I have been trying to post this blog for about 4 days. It hurts to leave last year. It was a very intense year that I will never forget. Even though I brought one amazing little man into the world, I feel like I am leaving one amazing man behind.
My family didn't get to catch our breath this year, and to be honest I do not know what we would have done if we had been given the chance to catch our breath. Sometimes it is just best to take the hits and keep on running, because when you stop, you realize just how much pain you are in.

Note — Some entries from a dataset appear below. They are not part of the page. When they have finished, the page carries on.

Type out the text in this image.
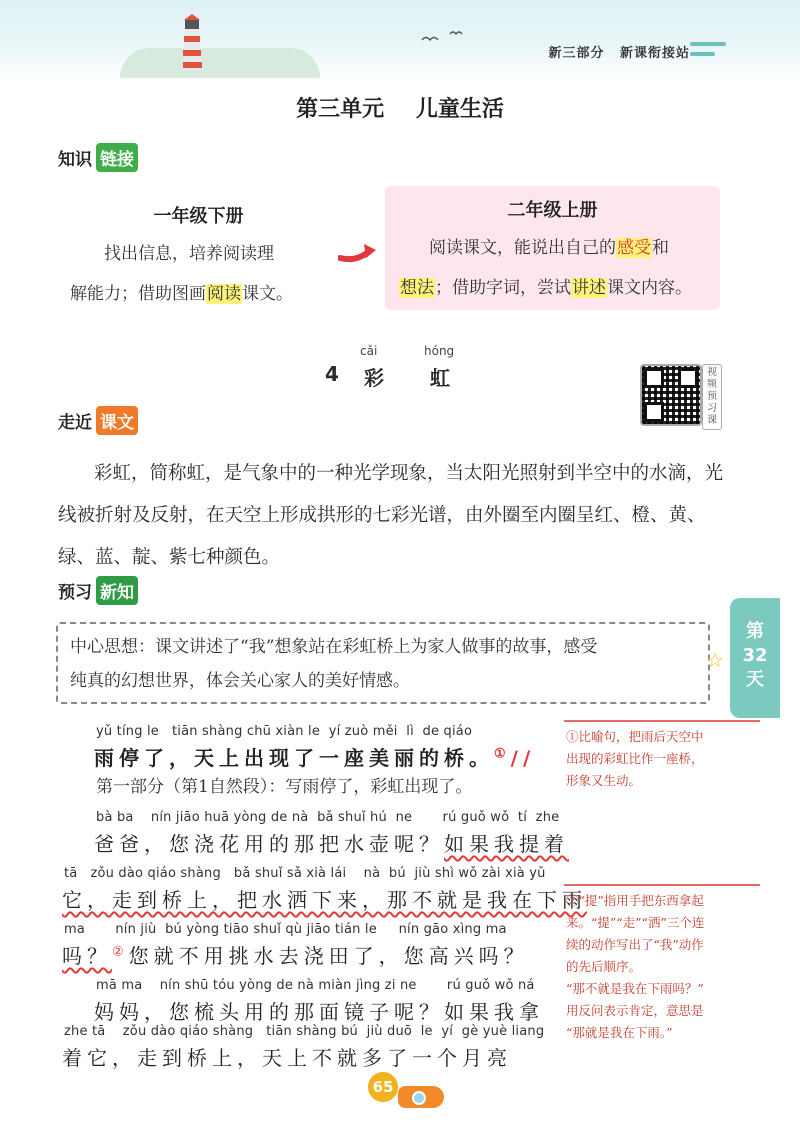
新三部分 新课衔接站
第三单元 儿童生活
知识 链接
一年级下册
找出信息，培养阅读理
解能力；借助图画阅读课文。
二年级上册
阅读课文，能说出自己的感受和
想法；借助字词，尝试讲述课文内容。
cǎi	hóng
4 彩 虹	视频预习课
走近 课文
彩虹，简称虹，是气象中的一种光学现象，当太阳光照射到半空中的水滴，光线被折射及反射，在天空上形成拱形的七彩光谱，由外圈至内圈呈红、橙、黄、绿、蓝、靛、紫七种颜色。
预习 新知
中心思想：课文讲述了“我”想象站在彩虹桥上为家人做事的故事，感受
纯真的幻想世界，体会关心家人的美好情感。
☆
第
32
天
yǔ tíng le   tiān shàng chū xiàn le  yí zuò měi  lì  de qiáo
雨停了，天上出现了一座美丽的桥。①//
第一部分（第1自然段）：写雨停了，彩虹出现了。
bà ba    nín jiāo huā yòng de nà  bǎ shuǐ hú  ne       rú guǒ wǒ  tí  zhe
爸爸，您浇花用的那把水壶呢？如果我提着
tā   zǒu dào qiáo shàng   bǎ shuǐ sǎ xià lái    nà  bú  jiù shì wǒ zài xià yǔ
它，走到桥上，把水洒下来，那不就是我在下雨
ma       nín jiù  bú yòng tiāo shuǐ qù jiāo tián le     nín gāo xìng ma
吗？②您就不用挑水去浇田了，您高兴吗？
mā ma    nín shū tóu yòng de nà miàn jìng zi ne       rú guǒ wǒ ná
妈妈，您梳头用的那面镜子呢？如果我拿
zhe tā    zǒu dào qiáo shàng   tiān shàng bú  jiù duō  le  yí  gè yuè liang
着它，走到桥上，天上不就多了一个月亮
①比喻句，把雨后天空中
出现的彩虹比作一座桥，
形象又生动。
②“提”指用手把东西拿起
来。“提”“走”“洒”三个连
续的动作写出了“我”动作
的先后顺序。
“那不就是我在下雨吗？”
用反问表示肯定，意思是
“那就是我在下雨。”
65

I have tried several times to write about the details of my father's death and I am almost ready, but I just can't seem to get through the process without breaking down. It is kind of like Pandora's box. I have managed to get it placed in the box in order to function in my everyday life, but I am still not able to share the contents of the box. So here is a quick re-cap to place in the record books so that I can clean the slate for this year:
January
Mom and Dad move into their new smaller house just streets away from the old one. Karen, my sister, announces to everyone's surprise (including hers) that she is pregnant with her third child, obviously not planned, but welcomed with opened arms.
February
My dad decides to go with a very risky, experimental treatment for his brain cancer. It consists of him having his own stem cells harvested and saved, given very high toxic levels of several chemo's to kill basically every cell in his body,then his own stem cells are given back to him to re-build his body. It is a month long process that has only been attempted on a few people with his illness and never attempted here in Houston. We are with him 24-7 for three weeks due to complications, but he manages to pull through.
March
Mike and I had decided that we wanted our children to be at least 2 years apart, so we decide to let nature take it's course. Max decides to catch the very contagious roto virus which has us up for several nights with severe vomiting, very high fever and one night in the ER for dehydration. Shortly there after I think I too have managed to catch the bug.
April
I did not catch the bug, I am growing a little bug in my tummy. We find out that I am pregnant. We thought nature would take a little longer to take its course, but we were wrong. My dad starts to head downhill. The risky treatment did not work, the cancer has attached itself to facial nerves causing severe pain and yet more time in the hospital. He starts radiation again.
May
Dad just continues to get worse. Radiation manages to zap the new areas that keep popping up, but he never really fully recovered from the February chemo. His body is not producing enough blood and the cancer keeps spreading. We are told, "We are running out of options..."
June
My father has lost the ability to use his arms and legs and is totally dependent on us. We decide to stop chasing options and help my father to leave as peacefully and painlessly as possible. He is transferred to Houston Hospice. My mother, sister and I held him in his bed as he left this world on June 10th. It was the hardest most beautiful moment I have ever experienced in my life. We buried him on June 14th, the day before my parents' 36th wedding anniversary.
July
Karen starts to have complications with her pregnancy and is taken off work and put in and out of the hospital to keep an eye on her liver functions.
August
Karen gives birth to Konner Thomas on August 9th.
September
I get news that my best friend, Tiff, and her husband, Shaun, are pregnant with their 1st child and so are good friends, Pablo and Jenny. I start this blog!
October
Halloween... and all it's preparations, enough said. Allison and Emily host a wonderful baby shower to help us prepare for Ben's arrival.
November
Max turns 2 and I get put on bed rest for complications in my own pregnancy.
December
Benjamin Thomas arrives December 8th. Holiday preparations and celebrations with family and friends. Emily and I host a shower for Tiffanie and Shaun. Mike and I spend New Year's Eve with a hyper 2 year old who won't go to sleep and and a three week old who is on a 3 hour nursing marathon even though I try to explain to him that I am not his New Year's Eve keg!
God blessed us in many ways this past year, sometimes obviously and sometimes behind the scenes. I hope and pray that He continues to bless us in the new year to come, for all our family and friends.
Gold bless you all and Happy New Year!